The claim made, which I don't consider to be definitive or authoritative, but is suggestive, is that some languages pack less information into each syllable than other, and that when they do, people talk faster, resulting in similar amounts of information conveyed per minute. 

To investigate this puzzle, researchers from the Université de Lyon recruited 59 male and female volunteers who were native speakers of one of seven common languages — English, French, German, Italian, Japanese, Mandarin and Spanish — and one not so common one: Vietnamese. All of them were instructed to read 20 different texts, including the one about the house cat and the locked door, into a recorder. All of the volunteers read all 20 passages in their native languages. Any silences that lasted longer than 150 milliseconds were edited out, but the recordings were left otherwise untouched.

The investigators next counted all of the syllables in each of the recordings and further analyzed how much meaning was packed into each of those syllables. A single-syllable word like bliss, for example, is rich with meaning — signifying not ordinary happiness but a particularly serene and rapturous kind. The single-syllable word to is less information-dense. And a single syllable like the short i sound, as in the word jubilee, has no independent meaning at all.

With this raw data in hand, the investigators crunched the numbers together to arrive at two critical values for each language: the average information density for each of its syllables and the average number of syllables spoken per second in ordinary speech. Vietnamese was used as a reference language for the other seven, with its syllables (which are considered by linguists to be very information-dense) given an arbitrary value of 1.

For all of the other languages, the researchers discovered, the more data-dense the average syllable was, the fewer of those syllables had to be spoken per second — and thus the slower the speech. English, with a high information density of .91, was spoken at an average rate of 6.19 syllables per second. Mandarin, which topped the density list at .94, was the spoken slowpoke at 5.18 syllables per second. Spanish, with a low-density .63, ripped along at a syllable-per-second velocity of 7.82. The true speed demon of the group, however, was Japanese, which edged past Spanish at 7.84, thanks to its low density of .49. Despite those differences, at the end of, say, a minute of speech, all of the languages would have conveyed more or less identical amounts of information.

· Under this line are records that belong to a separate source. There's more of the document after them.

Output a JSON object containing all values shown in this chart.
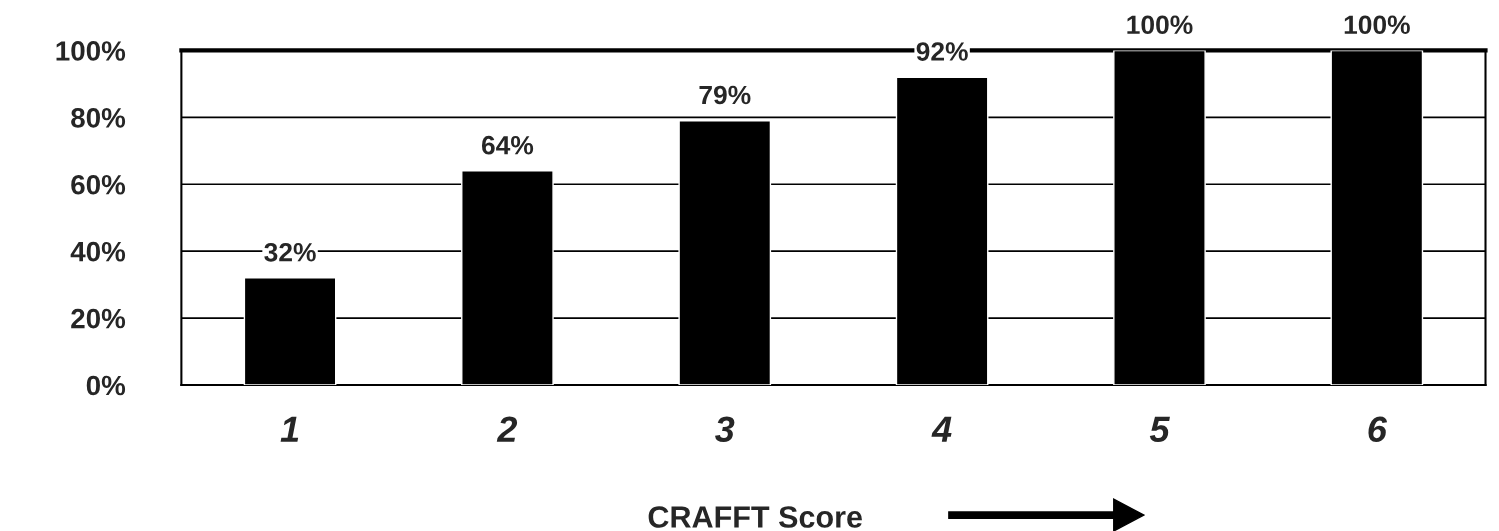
{
  "chart_data": {
    "type": "bar",
    "xlabel": "CRAFFT Score",
    "categories": [
      "1",
      "2",
      "3",
      "4",
      "5",
      "6"
    ],
    "values": [
      32,
      64,
      79,
      92,
      100,
      100
    ],
    "value_labels": [
      "32%",
      "64%",
      "79%",
      "92%",
      "100%",
      "100%"
    ],
    "color": "#000000",
    "ylim": [
      0,
      100
    ],
    "yticks": [
      {
        "value": 0,
        "label": "0%"
      },
      {
        "value": 20,
        "label": "20%"
      },
      {
        "value": 40,
        "label": "40%"
      },
      {
        "value": 60,
        "label": "60%"
      },
      {
        "value": 80,
        "label": "80%"
      },
      {
        "value": 100,
        "label": "100%"
      }
    ],
    "grid": "y"
  }
}
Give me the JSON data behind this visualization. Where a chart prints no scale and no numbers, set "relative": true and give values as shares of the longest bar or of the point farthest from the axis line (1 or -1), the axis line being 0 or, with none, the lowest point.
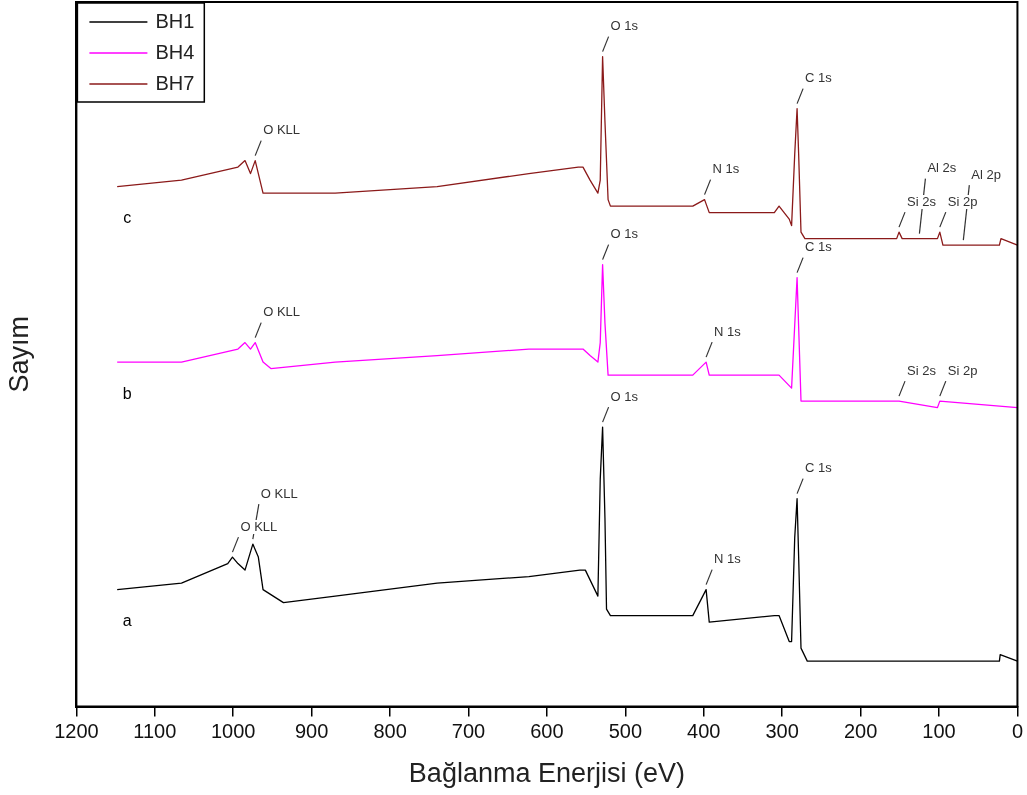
{
  "chart_data": {
    "type": "line",
    "xlabel": "Bağlanma Enerjisi (eV)",
    "ylabel": "Sayım",
    "relative": true,
    "xlim": [
      1200,
      0
    ],
    "xticks": [
      1200,
      1100,
      1000,
      900,
      800,
      700,
      600,
      500,
      400,
      300,
      200,
      100,
      0
    ],
    "tick_labels": "x",
    "legend": "top left",
    "grid": false,
    "marker": "none",
    "line_style": "solid",
    "series": [
      {
        "name": "BH1",
        "color": "#000000",
        "x": [
          1148,
          1066,
          1007,
          1001,
          994,
          985,
          975,
          968,
          962,
          936,
          870,
          740,
          623,
          558,
          551,
          535,
          532,
          529,
          526,
          524,
          519,
          414,
          397,
          393,
          310,
          304,
          291,
          288,
          284,
          281,
          279,
          276,
          268,
          23,
          22,
          0
        ],
        "values": [
          0.18,
          0.19,
          0.22,
          0.23,
          0.22,
          0.21,
          0.25,
          0.23,
          0.18,
          0.16,
          0.17,
          0.19,
          0.2,
          0.21,
          0.21,
          0.17,
          0.35,
          0.43,
          0.29,
          0.15,
          0.14,
          0.14,
          0.18,
          0.13,
          0.14,
          0.14,
          0.1,
          0.1,
          0.26,
          0.32,
          0.23,
          0.09,
          0.07,
          0.07,
          0.08,
          0.07
        ]
      },
      {
        "name": "BH4",
        "color": "#ff00ff",
        "x": [
          1148,
          1066,
          994,
          985,
          978,
          972,
          962,
          952,
          870,
          740,
          623,
          554,
          545,
          535,
          532,
          529,
          526,
          522,
          519,
          414,
          397,
          393,
          310,
          304,
          288,
          281,
          276,
          271,
          151,
          102,
          99,
          0
        ],
        "values": [
          0.53,
          0.53,
          0.55,
          0.56,
          0.55,
          0.56,
          0.53,
          0.52,
          0.53,
          0.54,
          0.55,
          0.55,
          0.54,
          0.53,
          0.56,
          0.68,
          0.59,
          0.51,
          0.51,
          0.51,
          0.53,
          0.51,
          0.51,
          0.51,
          0.49,
          0.66,
          0.47,
          0.47,
          0.47,
          0.46,
          0.47,
          0.46
        ]
      },
      {
        "name": "BH7",
        "color": "#8b1a1a",
        "x": [
          1148,
          1066,
          994,
          985,
          978,
          972,
          962,
          952,
          870,
          740,
          623,
          560,
          554,
          545,
          535,
          532,
          529,
          526,
          522,
          519,
          414,
          399,
          393,
          310,
          304,
          291,
          288,
          284,
          281,
          279,
          276,
          271,
          154,
          151,
          147,
          125,
          102,
          99,
          95,
          69,
          23,
          21,
          0
        ],
        "values": [
          0.8,
          0.81,
          0.83,
          0.84,
          0.82,
          0.84,
          0.79,
          0.79,
          0.79,
          0.8,
          0.82,
          0.83,
          0.83,
          0.81,
          0.79,
          0.81,
          1.0,
          0.9,
          0.78,
          0.77,
          0.77,
          0.78,
          0.76,
          0.76,
          0.77,
          0.75,
          0.74,
          0.85,
          0.92,
          0.85,
          0.73,
          0.72,
          0.72,
          0.73,
          0.72,
          0.72,
          0.72,
          0.73,
          0.71,
          0.71,
          0.71,
          0.72,
          0.71
        ]
      }
    ],
    "annotations": [
      {
        "text": "O KLL",
        "x": 972,
        "y": 0.84
      },
      {
        "text": "O 1s",
        "x": 529,
        "y": 1.0
      },
      {
        "text": "N 1s",
        "x": 399,
        "y": 0.78
      },
      {
        "text": "C 1s",
        "x": 281,
        "y": 0.92
      },
      {
        "text": "Si 2s",
        "x": 151,
        "y": 0.73
      },
      {
        "text": "Al 2s",
        "x": 125,
        "y": 0.72
      },
      {
        "text": "Si 2p",
        "x": 99,
        "y": 0.73
      },
      {
        "text": "Al 2p",
        "x": 69,
        "y": 0.71
      },
      {
        "text": "c",
        "x": 1148,
        "y": 0.8
      },
      {
        "text": "O KLL",
        "x": 972,
        "y": 0.56
      },
      {
        "text": "O 1s",
        "x": 529,
        "y": 0.68
      },
      {
        "text": "N 1s",
        "x": 397,
        "y": 0.53
      },
      {
        "text": "C 1s",
        "x": 281,
        "y": 0.66
      },
      {
        "text": "Si 2s",
        "x": 151,
        "y": 0.47
      },
      {
        "text": "Si 2p",
        "x": 99,
        "y": 0.47
      },
      {
        "text": "b",
        "x": 1148,
        "y": 0.53
      },
      {
        "text": "O KLL",
        "x": 1001,
        "y": 0.23
      },
      {
        "text": "O KLL",
        "x": 975,
        "y": 0.25
      },
      {
        "text": "O 1s",
        "x": 529,
        "y": 0.43
      },
      {
        "text": "N 1s",
        "x": 397,
        "y": 0.18
      },
      {
        "text": "C 1s",
        "x": 281,
        "y": 0.32
      },
      {
        "text": "a",
        "x": 1148,
        "y": 0.18
      }
    ]
  }
}
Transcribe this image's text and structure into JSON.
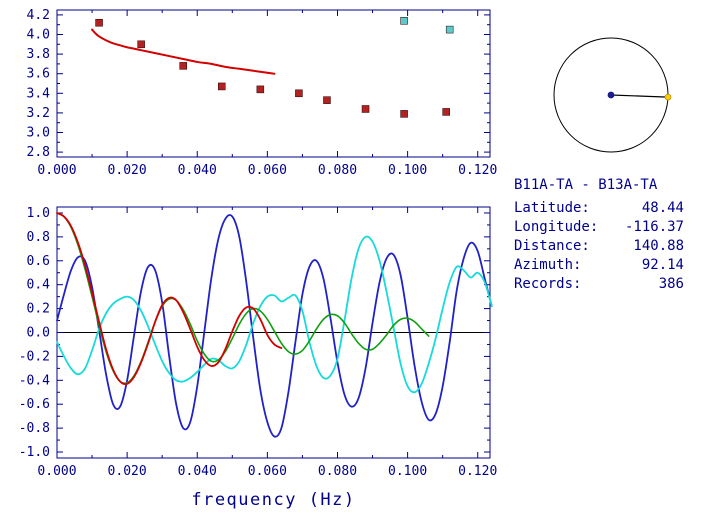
{
  "colors": {
    "axis": "#00008b",
    "text": "#00008b",
    "background": "#ffffff",
    "zero_line": "#000000",
    "dial_circle": "#000000",
    "dial_line": "#000000",
    "dial_center_dot": "#1c1c8a",
    "dial_end_dot": "#ffcc00"
  },
  "info_panel": {
    "title": "B11A-TA - B13A-TA",
    "fields": [
      {
        "label": "Latitude:",
        "value": "48.44"
      },
      {
        "label": "Longitude:",
        "value": "-116.37"
      },
      {
        "label": "Distance:",
        "value": "140.88"
      },
      {
        "label": "Azimuth:",
        "value": "92.14"
      },
      {
        "label": "Records:",
        "value": "386"
      }
    ]
  },
  "azimuth_dial": {
    "azimuth_deg": 92.14
  },
  "chart_data": [
    {
      "type": "scatter",
      "title": "",
      "xlabel": "",
      "ylabel": "",
      "xlim": [
        0,
        0.1235
      ],
      "ylim": [
        2.75,
        4.25
      ],
      "grid": false,
      "zero_line": false,
      "xticks": {
        "values": [
          0,
          0.02,
          0.04,
          0.06,
          0.08,
          0.1,
          0.12
        ],
        "labels": [
          "0.000",
          "0.020",
          "0.040",
          "0.060",
          "0.080",
          "0.100",
          "0.120"
        ]
      },
      "yticks": {
        "values": [
          2.8,
          3.0,
          3.2,
          3.4,
          3.6,
          3.8,
          4.0,
          4.2
        ],
        "labels": [
          "2.8",
          "3.0",
          "3.2",
          "3.4",
          "3.6",
          "3.8",
          "4.0",
          "4.2"
        ]
      },
      "series": [
        {
          "name": "model-dispersion-curve",
          "kind": "line",
          "color": "#d40000",
          "width": 2,
          "x": [
            0.01,
            0.011,
            0.012,
            0.014,
            0.016,
            0.018,
            0.02,
            0.024,
            0.028,
            0.032,
            0.036,
            0.04,
            0.044,
            0.048,
            0.052,
            0.056,
            0.06,
            0.062
          ],
          "y": [
            4.05,
            4.01,
            3.98,
            3.94,
            3.91,
            3.89,
            3.87,
            3.84,
            3.81,
            3.78,
            3.75,
            3.72,
            3.7,
            3.67,
            3.65,
            3.63,
            3.61,
            3.6
          ]
        },
        {
          "name": "phase-velocity-picks",
          "kind": "scatter",
          "marker": "square",
          "color": "#b22222",
          "x": [
            0.012,
            0.024,
            0.036,
            0.047,
            0.058,
            0.069,
            0.077,
            0.088,
            0.099,
            0.111
          ],
          "y": [
            4.12,
            3.9,
            3.68,
            3.47,
            3.44,
            3.4,
            3.33,
            3.24,
            3.19,
            3.21
          ]
        },
        {
          "name": "rejected-picks",
          "kind": "scatter",
          "marker": "square",
          "color": "#5fc8c8",
          "x": [
            0.099,
            0.112
          ],
          "y": [
            4.14,
            4.05
          ]
        }
      ]
    },
    {
      "type": "line",
      "title": "",
      "xlabel": "frequency (Hz)",
      "ylabel": "",
      "xlim": [
        0,
        0.1235
      ],
      "ylim": [
        -1.05,
        1.05
      ],
      "grid": false,
      "zero_line": true,
      "xticks": {
        "values": [
          0,
          0.02,
          0.04,
          0.06,
          0.08,
          0.1,
          0.12
        ],
        "labels": [
          "0.000",
          "0.020",
          "0.040",
          "0.060",
          "0.080",
          "0.100",
          "0.120"
        ]
      },
      "yticks": {
        "values": [
          1.0,
          0.8,
          0.6,
          0.4,
          0.2,
          0.0,
          -0.2,
          -0.4,
          -0.6,
          -0.8,
          -1.0
        ],
        "labels": [
          "1.0",
          "0.8",
          "0.6",
          "0.4",
          "0.2",
          "0.0",
          "-0.2",
          "-0.4",
          "-0.6",
          "-0.8",
          "-1.0"
        ]
      },
      "series": [
        {
          "name": "cross-spectrum-blue",
          "kind": "line",
          "color": "#2121c8",
          "width": 1.8,
          "x0": 0,
          "dx": 0.002,
          "y": [
            0.1,
            0.32,
            0.52,
            0.63,
            0.6,
            0.38,
            0.02,
            -0.35,
            -0.6,
            -0.62,
            -0.4,
            -0.02,
            0.35,
            0.55,
            0.52,
            0.25,
            -0.2,
            -0.6,
            -0.8,
            -0.75,
            -0.45,
            0.0,
            0.45,
            0.78,
            0.95,
            0.97,
            0.8,
            0.42,
            -0.05,
            -0.48,
            -0.75,
            -0.87,
            -0.8,
            -0.5,
            -0.08,
            0.32,
            0.55,
            0.6,
            0.45,
            0.12,
            -0.25,
            -0.52,
            -0.62,
            -0.55,
            -0.3,
            0.08,
            0.42,
            0.62,
            0.65,
            0.48,
            0.12,
            -0.28,
            -0.58,
            -0.73,
            -0.68,
            -0.45,
            -0.08,
            0.35,
            0.62,
            0.75,
            0.68,
            0.45,
            0.22
          ]
        },
        {
          "name": "cross-spectrum-smoothed-cyan",
          "kind": "line",
          "color": "#17dada",
          "width": 1.8,
          "x0": 0,
          "dx": 0.002,
          "y": [
            -0.08,
            -0.2,
            -0.3,
            -0.35,
            -0.3,
            -0.15,
            0.03,
            0.16,
            0.24,
            0.28,
            0.3,
            0.27,
            0.18,
            0.05,
            -0.1,
            -0.24,
            -0.34,
            -0.4,
            -0.41,
            -0.38,
            -0.33,
            -0.27,
            -0.22,
            -0.23,
            -0.28,
            -0.3,
            -0.24,
            -0.1,
            0.08,
            0.22,
            0.3,
            0.31,
            0.26,
            0.29,
            0.31,
            0.18,
            -0.08,
            -0.28,
            -0.38,
            -0.36,
            -0.22,
            0.1,
            0.45,
            0.7,
            0.8,
            0.76,
            0.6,
            0.34,
            0.04,
            -0.26,
            -0.45,
            -0.5,
            -0.43,
            -0.26,
            -0.05,
            0.2,
            0.42,
            0.55,
            0.52,
            0.46,
            0.5,
            0.42,
            0.22
          ]
        },
        {
          "name": "bessel-fit-green",
          "kind": "line",
          "color": "#0fa00f",
          "width": 1.6,
          "x0": 0,
          "dx": 0.002,
          "y": [
            1.0,
            0.97,
            0.88,
            0.73,
            0.53,
            0.3,
            0.06,
            -0.16,
            -0.32,
            -0.41,
            -0.42,
            -0.36,
            -0.24,
            -0.08,
            0.09,
            0.22,
            0.28,
            0.27,
            0.19,
            0.07,
            -0.07,
            -0.18,
            -0.24,
            -0.23,
            -0.16,
            -0.05,
            0.07,
            0.16,
            0.2,
            0.18,
            0.11,
            0.01,
            -0.09,
            -0.16,
            -0.18,
            -0.15,
            -0.07,
            0.03,
            0.11,
            0.15,
            0.14,
            0.08,
            -0.01,
            -0.09,
            -0.14,
            -0.14,
            -0.09,
            -0.02,
            0.06,
            0.11,
            0.12,
            0.09,
            0.03,
            -0.03
          ]
        },
        {
          "name": "bessel-model-red",
          "kind": "line",
          "color": "#d40000",
          "width": 1.8,
          "x0": 0,
          "dx": 0.002,
          "y": [
            1.0,
            0.97,
            0.89,
            0.75,
            0.56,
            0.33,
            0.09,
            -0.14,
            -0.31,
            -0.41,
            -0.43,
            -0.37,
            -0.25,
            -0.09,
            0.09,
            0.23,
            0.29,
            0.27,
            0.17,
            0.03,
            -0.12,
            -0.23,
            -0.28,
            -0.25,
            -0.14,
            0.01,
            0.14,
            0.21,
            0.2,
            0.11,
            -0.02,
            -0.1,
            -0.13
          ]
        }
      ]
    }
  ]
}
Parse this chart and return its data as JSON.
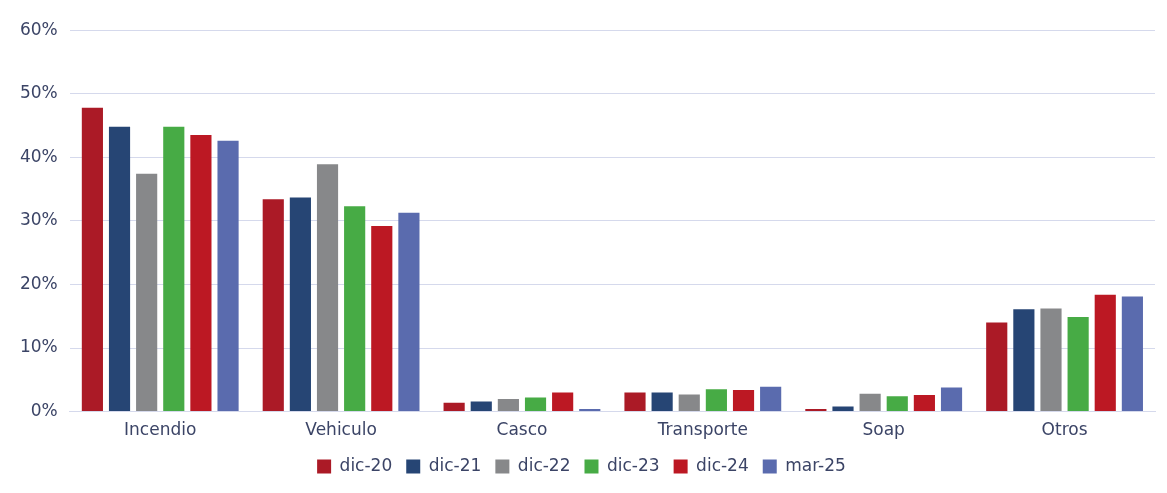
{
  "chart_data": {
    "type": "bar",
    "categories": [
      "Incendio",
      "Vehiculo",
      "Casco",
      "Transporte",
      "Soap",
      "Otros"
    ],
    "series": [
      {
        "name": "dic-20",
        "color": "#ab1a26",
        "values": [
          47.8,
          33.4,
          1.4,
          3.0,
          0.4,
          14.0
        ]
      },
      {
        "name": "dic-21",
        "color": "#264574",
        "values": [
          44.8,
          33.7,
          1.6,
          3.0,
          0.8,
          16.1
        ]
      },
      {
        "name": "dic-22",
        "color": "#87888a",
        "values": [
          37.4,
          38.9,
          2.0,
          2.7,
          2.8,
          16.2
        ]
      },
      {
        "name": "dic-23",
        "color": "#47ab45",
        "values": [
          44.8,
          32.3,
          2.2,
          3.5,
          2.4,
          14.9
        ]
      },
      {
        "name": "dic-24",
        "color": "#bc1823",
        "values": [
          43.5,
          29.2,
          3.0,
          3.4,
          2.6,
          18.4
        ]
      },
      {
        "name": "mar-25",
        "color": "#5a6bae",
        "values": [
          42.6,
          31.3,
          0.4,
          3.9,
          3.8,
          18.1
        ]
      }
    ],
    "ylim": [
      0,
      60
    ],
    "yticks": [
      {
        "value": 0,
        "label": "0%"
      },
      {
        "value": 10,
        "label": "10%"
      },
      {
        "value": 20,
        "label": "20%"
      },
      {
        "value": 30,
        "label": "30%"
      },
      {
        "value": 40,
        "label": "40%"
      },
      {
        "value": 50,
        "label": "50%"
      },
      {
        "value": 60,
        "label": "60%"
      }
    ],
    "grid": "y",
    "legend": "bottom"
  }
}
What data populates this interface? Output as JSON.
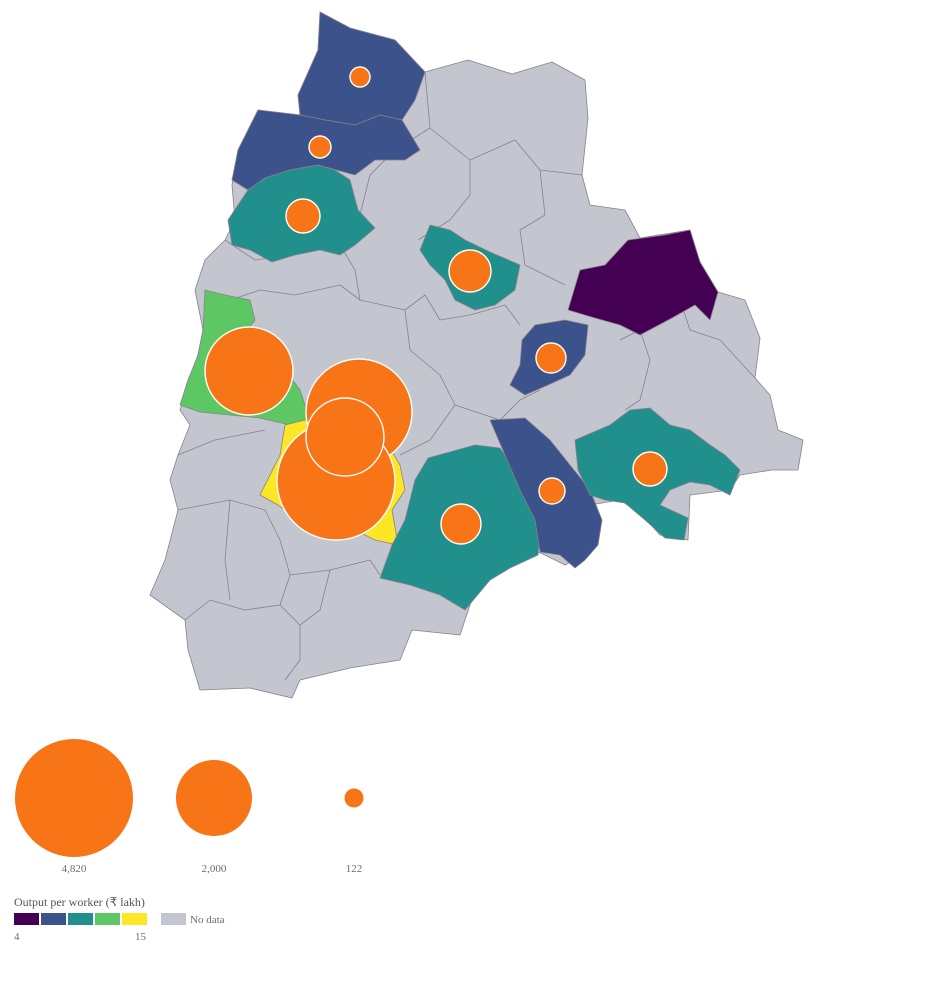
{
  "colors": {
    "no_data": "#c3c6cf",
    "border": "#8a7f8e",
    "bubble": "#f77517",
    "scale": [
      "#440154",
      "#3b528b",
      "#21908d",
      "#5dc863",
      "#fde725"
    ]
  },
  "districts": [
    {
      "id": "adilabad",
      "color_index": 1,
      "output_class": "blue"
    },
    {
      "id": "nirmal",
      "color_index": 1,
      "output_class": "blue"
    },
    {
      "id": "nizamabad",
      "color_index": 2,
      "output_class": "teal"
    },
    {
      "id": "jagtial-east",
      "color_index": 2,
      "output_class": "teal"
    },
    {
      "id": "bhupalpally",
      "color_index": 0,
      "output_class": "purple"
    },
    {
      "id": "warangal",
      "color_index": 1,
      "output_class": "blue"
    },
    {
      "id": "sangareddy",
      "color_index": 3,
      "output_class": "green"
    },
    {
      "id": "medchal",
      "color_index": 3,
      "output_class": "green"
    },
    {
      "id": "hyderabad-rangareddy",
      "color_index": 4,
      "output_class": "yellow"
    },
    {
      "id": "nalgonda",
      "color_index": 2,
      "output_class": "teal"
    },
    {
      "id": "suryapet-khammam-strip",
      "color_index": 1,
      "output_class": "blue"
    },
    {
      "id": "khammam",
      "color_index": 2,
      "output_class": "teal"
    }
  ],
  "bubbles": [
    {
      "district": "adilabad",
      "value": 122
    },
    {
      "district": "nirmal",
      "value": 150
    },
    {
      "district": "nizamabad",
      "value": 420
    },
    {
      "district": "karimnagar",
      "value": 560
    },
    {
      "district": "warangal",
      "value": 300
    },
    {
      "district": "sangareddy",
      "value": 2800
    },
    {
      "district": "medchal",
      "value": 3300
    },
    {
      "district": "hyderabad",
      "value": 2200
    },
    {
      "district": "rangareddy",
      "value": 4820
    },
    {
      "district": "nalgonda",
      "value": 540
    },
    {
      "district": "suryapet",
      "value": 230
    },
    {
      "district": "khammam",
      "value": 390
    }
  ],
  "size_legend": {
    "items": [
      {
        "value": 4820,
        "label": "4,820"
      },
      {
        "value": 2000,
        "label": "2,000"
      },
      {
        "value": 122,
        "label": "122"
      }
    ]
  },
  "color_legend": {
    "title": "Output per worker (₹ lakh)",
    "min_label": "4",
    "max_label": "15",
    "no_data_label": "No data"
  }
}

“A tradeoff is operating between a syllable-based average information density and the rate of transmission of syllables,” the researchers wrote. “A dense language will make use of fewer speech chunks than a sparser language for a given amount of semantic information.” In other words, your ears aren’t deceiving you: Spaniards really do sprint and Chinese really do stroll, but they will tell you the same story in the same span of time.

Language Log has a recent post on a similar theme recently, looking at large written corpuses of U.N. translations, which have more methodological and technical issues, but conclude that information density relative to syllables or word units have a bell curve distribution but do vary somewhat from language to language.